If other people *fail* to follow this rule, you might receive funds
directly authorised by an ANYPREVOUT signature. But those funds are only
secure if they're "sufficiently" buried in confirmations anyway, and
once they are, they won't disappear. You might be able to reuse that
signature against some different UTXO, but that's only to your benefit:
they lose funds after violating the rule, but you gain funds.

Eltoo naturally meets this requirement, as long as you consider "paying
to yourself" to cover both "paying to same multisig address" (for update
transactions) and "splitting funds between members of a group who owned
the funds". If you consider the "split" to be "you get 50% of our funds,
you get 20%, you get 30%", even if the signature gets replayed later
against a different utxo, the percentage split remains true it just
unexpectedly applies to more funds.

#3. Making ANYPREVOUT only available via script is aligned with this;
if you'repaying to yourself you probably want complicated rules that
you have to encode in script, and there's a mild economic incentive to
try to avoid that because the key path is cheaper.
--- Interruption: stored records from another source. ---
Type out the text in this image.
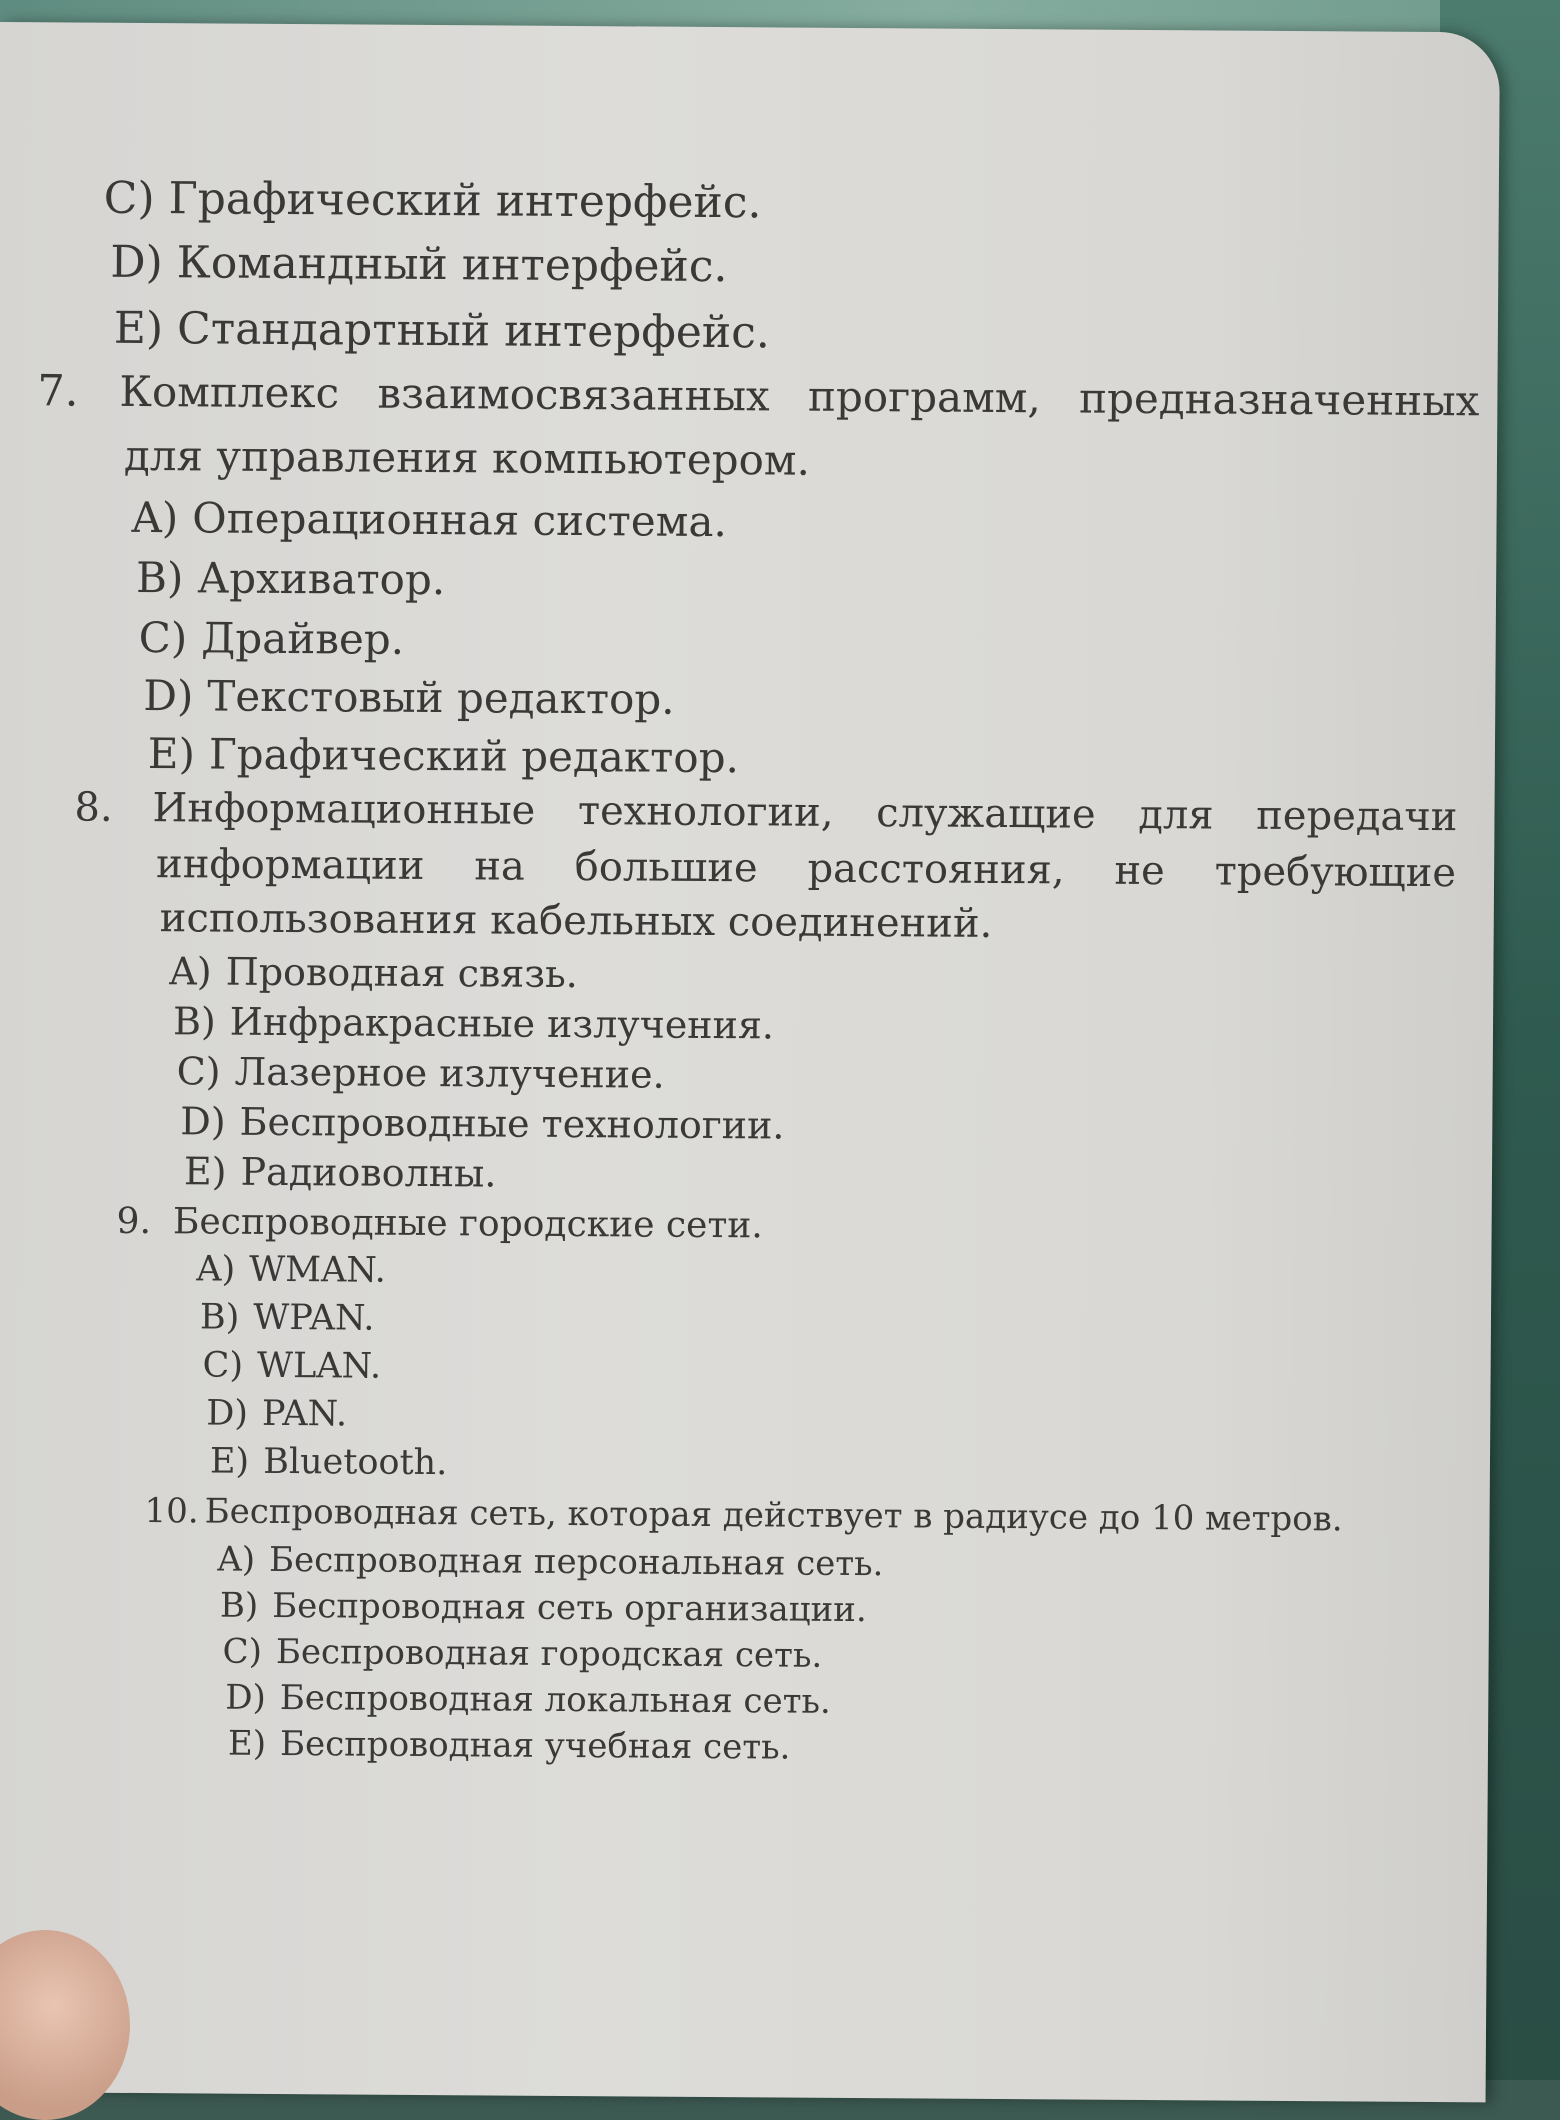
C) Графический интерфейс.
D) Командный интерфейс.
E) Стандартный интерфейс.
7. Комплекс взаимосвязанных программ, предназначенных
для управления компьютером.
A) Операционная система.
B) Архиватор.
C) Драйвер.
D) Текстовый редактор.
E) Графический редактор.
8. Информационные технологии, служащие для передачи
информации на большие расстояния, не требующие
использования кабельных соединений.
A) Проводная связь.
B) Инфракрасные излучения.
C) Лазерное излучение.
D) Беспроводные технологии.
E) Радиоволны.
9. Беспроводные городские сети.
A) WMAN.
B) WPAN.
C) WLAN.
D) PAN.
E) Bluetooth.
10. Беспроводная сеть, которая действует в радиусе до 10 метров.
A) Беспроводная персональная сеть.
B) Беспроводная сеть организации.
C) Беспроводная городская сеть.
D) Беспроводная локальная сеть.
E) Беспроводная учебная сеть.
#4. I think this covers the major security property for bitcoin (your
funds are yours to decide what to do with), but maybe there are other
ways in which ANYPREVOUT is scary that could be formalised and addressed?

#5. It's probably not compatible with luke's "malleability proof" wallet
idea [0]. Malleability is only a concern for funds that aren't already
"sufficiently" buried, and if you're only spending it to yourself that
doesn't help with burying, and if you're spending it to someone else
immediately after, doesn't help with making that transaction less
malleable. But if the line of argument above's correct, that just
recognises that a wallet like that risks losing funds if someone else
reuses its addresses; it doesn't add any systemic risk. And "wallet X
isn't safe" is a risk category we already deal with.